Se a preferência ao que vem de França é sensível em algumas de suas composições, não se descarte – o que evidencia uma cultura invulgar do jovem Fragoso – uma preocupação com o nacional. Na mesma publicação, José Maria Pedrosa Cardoso, em seu precioso artigo, António Fragoso e a música portuguesa, observa: “Na realidade, António Fragoso, distinguindo uma música nacional baseada em temas populares e uma música nacional original, antecipou de algum modo a postura de Fernando Lopes-Graça sobre a matéria, ao expor reiteradamente um nacionalismo de raiz folclórica e um nacionalismo étnico-cultural”. O prolongamento da existência teria forçosamente libertado Fragoso das amarras a que fatalmente todo compositor de mérito se submeteu durante arroubos juvenis num fervilhar criativo. Só após a arrebentação chega-se ao mar aberto e o criador passa a encontrar seu estilo num longo processo de decantação.

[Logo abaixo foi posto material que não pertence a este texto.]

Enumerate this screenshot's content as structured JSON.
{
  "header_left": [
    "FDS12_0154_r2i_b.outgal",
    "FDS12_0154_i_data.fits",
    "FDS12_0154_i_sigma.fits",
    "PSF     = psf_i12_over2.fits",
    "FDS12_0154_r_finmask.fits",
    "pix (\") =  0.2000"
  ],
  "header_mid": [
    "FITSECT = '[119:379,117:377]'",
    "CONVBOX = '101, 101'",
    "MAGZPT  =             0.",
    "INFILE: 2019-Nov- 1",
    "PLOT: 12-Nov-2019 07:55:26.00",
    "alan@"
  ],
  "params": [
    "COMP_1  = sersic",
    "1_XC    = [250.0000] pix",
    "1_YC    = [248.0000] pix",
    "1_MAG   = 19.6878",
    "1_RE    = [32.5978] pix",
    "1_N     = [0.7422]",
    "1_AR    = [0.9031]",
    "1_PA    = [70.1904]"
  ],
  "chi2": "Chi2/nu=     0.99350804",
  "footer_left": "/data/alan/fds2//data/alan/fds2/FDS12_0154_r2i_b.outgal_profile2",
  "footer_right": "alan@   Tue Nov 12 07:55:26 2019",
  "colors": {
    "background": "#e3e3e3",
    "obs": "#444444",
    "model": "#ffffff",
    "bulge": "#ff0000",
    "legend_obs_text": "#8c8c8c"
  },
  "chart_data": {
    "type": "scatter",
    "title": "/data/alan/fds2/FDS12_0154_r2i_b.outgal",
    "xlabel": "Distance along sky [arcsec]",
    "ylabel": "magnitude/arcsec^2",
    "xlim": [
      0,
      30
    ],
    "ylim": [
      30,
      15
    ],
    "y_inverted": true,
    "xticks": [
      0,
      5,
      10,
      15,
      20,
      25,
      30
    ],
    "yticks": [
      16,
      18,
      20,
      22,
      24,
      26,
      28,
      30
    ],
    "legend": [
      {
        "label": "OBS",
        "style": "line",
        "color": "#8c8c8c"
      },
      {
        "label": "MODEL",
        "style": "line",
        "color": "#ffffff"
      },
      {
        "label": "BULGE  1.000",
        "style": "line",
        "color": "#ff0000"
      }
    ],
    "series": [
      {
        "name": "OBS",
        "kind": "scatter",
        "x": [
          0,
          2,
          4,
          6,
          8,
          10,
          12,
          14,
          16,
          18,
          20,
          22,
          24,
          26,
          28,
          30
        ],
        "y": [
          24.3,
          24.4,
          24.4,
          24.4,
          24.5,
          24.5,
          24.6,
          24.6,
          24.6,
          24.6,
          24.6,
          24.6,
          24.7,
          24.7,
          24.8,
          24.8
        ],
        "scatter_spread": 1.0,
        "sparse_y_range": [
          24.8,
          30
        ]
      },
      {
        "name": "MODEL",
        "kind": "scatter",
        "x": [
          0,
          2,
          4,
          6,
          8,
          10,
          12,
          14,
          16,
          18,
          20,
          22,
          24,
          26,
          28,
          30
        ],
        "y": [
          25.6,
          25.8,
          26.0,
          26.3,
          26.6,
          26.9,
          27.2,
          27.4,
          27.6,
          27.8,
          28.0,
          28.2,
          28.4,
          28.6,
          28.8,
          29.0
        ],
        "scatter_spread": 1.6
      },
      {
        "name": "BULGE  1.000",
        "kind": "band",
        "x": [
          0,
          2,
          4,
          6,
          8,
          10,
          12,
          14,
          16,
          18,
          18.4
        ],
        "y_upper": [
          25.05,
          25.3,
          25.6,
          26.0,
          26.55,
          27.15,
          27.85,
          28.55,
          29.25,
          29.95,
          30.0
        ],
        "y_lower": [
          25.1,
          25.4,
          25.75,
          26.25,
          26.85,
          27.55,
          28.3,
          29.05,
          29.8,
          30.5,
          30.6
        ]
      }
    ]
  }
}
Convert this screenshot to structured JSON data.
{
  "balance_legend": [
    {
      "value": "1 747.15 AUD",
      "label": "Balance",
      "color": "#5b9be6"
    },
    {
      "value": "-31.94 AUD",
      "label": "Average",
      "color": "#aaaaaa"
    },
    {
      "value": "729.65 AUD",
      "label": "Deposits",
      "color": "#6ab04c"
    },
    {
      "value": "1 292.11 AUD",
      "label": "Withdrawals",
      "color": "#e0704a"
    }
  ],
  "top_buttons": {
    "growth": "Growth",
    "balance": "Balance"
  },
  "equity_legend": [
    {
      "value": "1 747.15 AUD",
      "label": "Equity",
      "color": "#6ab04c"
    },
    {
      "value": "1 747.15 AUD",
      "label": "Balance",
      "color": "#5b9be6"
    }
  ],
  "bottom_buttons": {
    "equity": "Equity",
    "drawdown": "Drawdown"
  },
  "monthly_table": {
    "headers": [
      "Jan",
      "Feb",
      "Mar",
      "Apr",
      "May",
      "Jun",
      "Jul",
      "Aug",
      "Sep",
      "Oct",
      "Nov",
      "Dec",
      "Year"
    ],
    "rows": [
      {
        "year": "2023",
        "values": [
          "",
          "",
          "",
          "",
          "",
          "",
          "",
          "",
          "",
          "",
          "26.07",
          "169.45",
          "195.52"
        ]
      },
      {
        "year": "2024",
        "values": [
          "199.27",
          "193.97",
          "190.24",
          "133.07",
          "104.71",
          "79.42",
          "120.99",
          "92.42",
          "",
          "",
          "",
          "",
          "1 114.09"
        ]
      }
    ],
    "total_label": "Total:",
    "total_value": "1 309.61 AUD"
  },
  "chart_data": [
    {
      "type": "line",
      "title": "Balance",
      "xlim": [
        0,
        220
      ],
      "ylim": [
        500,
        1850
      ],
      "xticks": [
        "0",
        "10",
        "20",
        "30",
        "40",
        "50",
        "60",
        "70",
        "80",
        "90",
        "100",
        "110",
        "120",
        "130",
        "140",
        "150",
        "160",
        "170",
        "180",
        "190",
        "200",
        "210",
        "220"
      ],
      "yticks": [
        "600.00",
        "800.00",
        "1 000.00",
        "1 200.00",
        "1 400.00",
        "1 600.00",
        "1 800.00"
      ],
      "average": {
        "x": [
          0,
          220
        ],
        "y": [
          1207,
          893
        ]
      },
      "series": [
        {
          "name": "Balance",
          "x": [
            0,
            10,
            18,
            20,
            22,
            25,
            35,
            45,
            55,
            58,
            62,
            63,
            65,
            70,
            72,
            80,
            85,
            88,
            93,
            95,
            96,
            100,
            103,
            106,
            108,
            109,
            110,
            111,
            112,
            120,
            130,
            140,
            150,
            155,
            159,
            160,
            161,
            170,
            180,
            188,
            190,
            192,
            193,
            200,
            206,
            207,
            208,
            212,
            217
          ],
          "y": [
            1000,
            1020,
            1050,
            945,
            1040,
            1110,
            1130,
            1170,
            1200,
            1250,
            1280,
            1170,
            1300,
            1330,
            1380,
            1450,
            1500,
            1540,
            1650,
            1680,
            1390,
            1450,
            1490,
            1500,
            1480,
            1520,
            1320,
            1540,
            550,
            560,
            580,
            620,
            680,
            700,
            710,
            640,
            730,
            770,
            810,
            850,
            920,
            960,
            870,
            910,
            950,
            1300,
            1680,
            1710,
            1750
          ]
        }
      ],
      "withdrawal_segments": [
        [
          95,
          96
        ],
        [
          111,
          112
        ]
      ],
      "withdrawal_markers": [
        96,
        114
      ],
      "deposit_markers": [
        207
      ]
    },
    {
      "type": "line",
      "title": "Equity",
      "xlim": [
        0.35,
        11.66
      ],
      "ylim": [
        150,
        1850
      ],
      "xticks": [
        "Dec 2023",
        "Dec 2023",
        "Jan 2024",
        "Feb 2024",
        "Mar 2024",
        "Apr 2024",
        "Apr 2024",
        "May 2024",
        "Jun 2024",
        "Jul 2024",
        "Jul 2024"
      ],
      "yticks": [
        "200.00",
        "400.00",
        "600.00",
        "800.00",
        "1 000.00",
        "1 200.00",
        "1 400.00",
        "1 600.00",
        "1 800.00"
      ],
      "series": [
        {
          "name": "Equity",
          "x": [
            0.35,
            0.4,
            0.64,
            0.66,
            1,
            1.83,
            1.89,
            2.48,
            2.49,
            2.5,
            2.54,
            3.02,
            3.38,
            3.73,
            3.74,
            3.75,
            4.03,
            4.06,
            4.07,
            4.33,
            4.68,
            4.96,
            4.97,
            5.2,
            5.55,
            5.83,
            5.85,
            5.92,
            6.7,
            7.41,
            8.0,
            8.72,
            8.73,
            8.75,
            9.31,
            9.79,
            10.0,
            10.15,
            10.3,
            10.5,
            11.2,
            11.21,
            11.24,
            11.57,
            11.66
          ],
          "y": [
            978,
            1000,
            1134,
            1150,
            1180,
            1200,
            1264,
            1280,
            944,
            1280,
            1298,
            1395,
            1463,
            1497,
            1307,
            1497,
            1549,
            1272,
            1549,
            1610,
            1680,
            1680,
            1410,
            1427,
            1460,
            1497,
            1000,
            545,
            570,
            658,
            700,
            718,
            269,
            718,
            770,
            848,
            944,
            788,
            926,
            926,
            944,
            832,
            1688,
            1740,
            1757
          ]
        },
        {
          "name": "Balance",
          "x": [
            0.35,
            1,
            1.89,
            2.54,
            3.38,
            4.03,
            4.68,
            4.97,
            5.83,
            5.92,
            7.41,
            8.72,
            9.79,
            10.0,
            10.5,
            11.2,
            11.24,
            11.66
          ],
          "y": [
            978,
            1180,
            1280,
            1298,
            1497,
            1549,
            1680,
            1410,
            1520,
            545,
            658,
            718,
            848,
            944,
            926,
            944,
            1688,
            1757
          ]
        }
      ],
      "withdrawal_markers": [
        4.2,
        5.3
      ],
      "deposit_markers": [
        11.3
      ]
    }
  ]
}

Louve-se o empenho em Portugal em divulgar, editar e gravar a obra de António Fragoso. Os centenários de morte de um mestre accompli, Claude Debussy, e de uma promessa-realidade, que foi abortada pela fatal gripe pneumónica de 2018, estimulam as mentes.

Que perdure a sua obra precocemente afirmada, se estimule a divulgação da sua música e do seu nome e se reconheça em Portugal e no mundo o talento do jovem que a morte ceifou na mesma onda que arrastou outro músico notável que foi David de Souza (1880-1918) e um enorme pintor, igualmente jovem, que foi Amadeo de Souza-Cardoso (1887-1918).

The second post about António Fragoso discusses how untimely death can be an essential factor in evaluating the production an artist leaves behind. Could the legacy of those who died young win the benevolence of critics? On the other hand, isn’t it true that those who have lived long enough to establish a style of their own may have their juvenile works neglected? The reason why António Fragoso’s output — at a time when his style definition was still unclear — continues to be studied and praised is due to one reason only: his immense talent, as shown by the soundness of his musical writing and the intellectual curiosity that surfaces in his many letters.